Not my will, but yours.

This mother's day was such a wonderful reminder of God's magnificent gift of motherhood that He has given me.  Sounds silly, but for some reason this mothers day I really did reflect on how special it is to be a mom.  I also got another reminder of who I should be modeling myself after as a mother, a wife and a child of God.  In Bible Study this past Sunday we were discussing how Jesus, in agony, before he was crucified prayed to God....

..."Father, if you are willing, remove this cup from me.  Nevertheless, not my will, but yours, be done."Luke 22:42

It pulls at my heart in a way I can't explain each and every time I read this.  Not my will, but yours.... How many times have I prayed this?  Hundreds.  How many times, though, have I prayed this and still really believed and prayed for God's will to be my own?  Hundreds.  I know I can hope for Jacob to get better, but I want to have a heart that truly desires Gods will and not my own, even at the expense of Jacob remaining disabled.  How can I allow God to use his autism for His glory truly if I don't even believe his autism is Gods plan for us, at least for now?  I guess it boils down to trusting God and being content.  I want to fully trust in God and His plan. 
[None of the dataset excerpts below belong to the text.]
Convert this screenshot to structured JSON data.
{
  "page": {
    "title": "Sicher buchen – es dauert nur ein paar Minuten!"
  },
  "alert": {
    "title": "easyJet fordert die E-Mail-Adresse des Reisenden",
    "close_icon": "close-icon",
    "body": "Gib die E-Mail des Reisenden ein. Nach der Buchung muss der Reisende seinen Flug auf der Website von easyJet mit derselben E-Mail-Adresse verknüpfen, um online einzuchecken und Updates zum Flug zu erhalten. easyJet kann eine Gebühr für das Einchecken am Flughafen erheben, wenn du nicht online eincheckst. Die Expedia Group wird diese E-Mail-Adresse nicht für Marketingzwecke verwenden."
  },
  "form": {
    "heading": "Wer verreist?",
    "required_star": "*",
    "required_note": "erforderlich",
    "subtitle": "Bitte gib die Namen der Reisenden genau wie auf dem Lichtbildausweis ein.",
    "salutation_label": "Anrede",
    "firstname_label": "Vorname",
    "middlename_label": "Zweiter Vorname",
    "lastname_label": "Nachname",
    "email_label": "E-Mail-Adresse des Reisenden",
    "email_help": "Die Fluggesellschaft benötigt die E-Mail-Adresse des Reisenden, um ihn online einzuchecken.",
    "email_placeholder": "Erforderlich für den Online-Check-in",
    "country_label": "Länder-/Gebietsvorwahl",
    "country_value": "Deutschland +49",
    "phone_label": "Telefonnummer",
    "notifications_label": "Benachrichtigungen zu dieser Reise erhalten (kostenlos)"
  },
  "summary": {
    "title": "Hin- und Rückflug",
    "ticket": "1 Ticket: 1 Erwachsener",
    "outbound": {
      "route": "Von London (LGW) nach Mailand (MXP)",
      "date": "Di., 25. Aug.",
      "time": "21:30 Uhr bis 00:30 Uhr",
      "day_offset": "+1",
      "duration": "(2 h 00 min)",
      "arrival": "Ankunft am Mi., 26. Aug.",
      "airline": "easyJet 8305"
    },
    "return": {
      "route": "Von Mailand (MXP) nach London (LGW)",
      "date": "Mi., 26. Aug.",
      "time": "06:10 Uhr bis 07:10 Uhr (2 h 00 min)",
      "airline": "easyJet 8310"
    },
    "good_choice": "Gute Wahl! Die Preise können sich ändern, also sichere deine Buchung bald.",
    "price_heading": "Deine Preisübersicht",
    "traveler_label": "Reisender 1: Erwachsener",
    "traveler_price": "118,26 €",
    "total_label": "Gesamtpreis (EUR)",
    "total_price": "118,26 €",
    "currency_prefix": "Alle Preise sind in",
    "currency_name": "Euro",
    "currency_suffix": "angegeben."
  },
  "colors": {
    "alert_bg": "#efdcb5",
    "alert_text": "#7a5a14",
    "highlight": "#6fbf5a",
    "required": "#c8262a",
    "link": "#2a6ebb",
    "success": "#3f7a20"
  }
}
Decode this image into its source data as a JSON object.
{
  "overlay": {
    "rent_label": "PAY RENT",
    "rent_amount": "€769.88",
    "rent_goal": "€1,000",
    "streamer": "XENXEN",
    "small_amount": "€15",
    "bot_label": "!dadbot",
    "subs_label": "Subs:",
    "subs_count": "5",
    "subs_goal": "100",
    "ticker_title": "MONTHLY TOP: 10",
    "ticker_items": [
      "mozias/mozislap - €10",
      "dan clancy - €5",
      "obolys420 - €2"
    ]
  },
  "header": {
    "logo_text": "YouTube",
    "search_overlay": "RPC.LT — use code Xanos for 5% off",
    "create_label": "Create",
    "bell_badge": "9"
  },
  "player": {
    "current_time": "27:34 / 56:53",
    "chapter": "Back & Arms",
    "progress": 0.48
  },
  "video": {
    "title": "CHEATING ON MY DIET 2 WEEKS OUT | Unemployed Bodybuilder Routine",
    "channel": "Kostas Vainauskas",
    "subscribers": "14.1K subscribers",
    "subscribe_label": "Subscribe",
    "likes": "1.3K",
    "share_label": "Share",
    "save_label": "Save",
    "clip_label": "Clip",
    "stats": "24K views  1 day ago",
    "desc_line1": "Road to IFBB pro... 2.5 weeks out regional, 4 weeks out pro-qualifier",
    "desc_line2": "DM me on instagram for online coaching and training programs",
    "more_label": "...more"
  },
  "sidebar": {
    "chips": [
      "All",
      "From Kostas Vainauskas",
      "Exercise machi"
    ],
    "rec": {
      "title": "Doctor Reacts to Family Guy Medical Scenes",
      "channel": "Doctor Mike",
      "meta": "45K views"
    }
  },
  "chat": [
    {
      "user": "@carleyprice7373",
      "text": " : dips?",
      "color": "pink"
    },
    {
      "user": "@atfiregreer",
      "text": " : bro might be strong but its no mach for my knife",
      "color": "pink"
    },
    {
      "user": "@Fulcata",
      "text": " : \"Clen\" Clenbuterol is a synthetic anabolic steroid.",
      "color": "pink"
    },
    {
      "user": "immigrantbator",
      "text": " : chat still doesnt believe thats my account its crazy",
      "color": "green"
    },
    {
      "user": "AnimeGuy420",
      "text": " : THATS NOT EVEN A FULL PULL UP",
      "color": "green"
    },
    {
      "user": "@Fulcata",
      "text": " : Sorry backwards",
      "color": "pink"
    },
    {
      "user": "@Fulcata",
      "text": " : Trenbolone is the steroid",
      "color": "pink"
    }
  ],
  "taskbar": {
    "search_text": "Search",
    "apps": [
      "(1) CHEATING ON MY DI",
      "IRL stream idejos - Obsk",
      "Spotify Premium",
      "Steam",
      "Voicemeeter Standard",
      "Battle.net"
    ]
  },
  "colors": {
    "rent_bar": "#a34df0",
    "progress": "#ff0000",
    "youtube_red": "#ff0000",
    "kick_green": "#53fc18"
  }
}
Thinking about trusting God and who He is and what He has done brought another thought  to my mind, that I just couldn't shake.  Who is this Jesus that I am trusting?  Well, he is holy, righteous, perfect, loving, powerful, mighty, infallible, miraculous, just to name a few.  But as Jesus was in agony  (which as we discussed in Bible Study showed his humanity) awaiting his death and about to endure something so horrific words cannot even do it justice, He prayed "not my will, but yours".  WOW!  He could have saved himself so easily, but chose to die and let His Father's will be done.  Yeah baby, that's the God I serve! That's the powerful, brave, and mighty God I need to put my full trust in.  It just amazes me that I so easily forget what He had to endure and so quickly think that what I am going through or what Jacob will go through is so hard and unfair.  Changing my heart to a heart of thankfulness has proven to be a challenge during all this with Jacob, but BOY do I need to.  The more I discover about God the more I see how blessed I am and how AWESOME HE IS!  So while I know I will have more heartaches through this journey with little Jacob I just ask that if you know me and I am complaining or sad, kindly remind me of the God I serve and the God that loves me.  Hopefully that should remind me that while I can be sad, I need to remain thankful and trusting in Him.  Remind me about what Jesus was about to endure and how he responded.  I want to boldly and bravely and honestly say to God "Father please heal Jacob, but if that is not your will, please let yours be done".

I love being a mom, even a mom of an autistic child.  It is the most difficult thing I have ever had to do, but its worth every second.  Thank you JESUS for these children.  Thank you JESUS for suffering the cross and conquering death for our salvation.  Thank YOU!!!

While I'm in a delightfully happy mood I would like to also list out some great improvements that Jacob has made.  Jacob will on demand repeat dada, a, u, and hum the uh oh tune.  He doesn't yet know what dada is, but I am so happy that he is repeating after us!!! He also is beginning to look for the milk pec to point to it when he is thirsty.  During therapy, he will put a ball in a bucket when I say "put in" and most of the time will take it out when I say "take out".  He will drive a car the proper way when I show him how and say "do this".  He also will clap when I ask him to most of the time and he can distinguish a few items by name.  We are working on him holding a crayon and marking on paper, but he isn't there yet.  He pops balloons on the IPAD that was donated to us and is working on counting games, which is a big step since at first he only wanted to put his feet on it....  So he is learning and moving forward, very slowly, but indeed moving forward.  I am so thankful for that.  We haven't received the results of the fragile X test, but I really am not expecting it be fragile X at all so I haven't been nervous.  Thank you for your continued prayers.  I pray for every mommy of a disabled child every single day.  My heart goes out to you more than you know.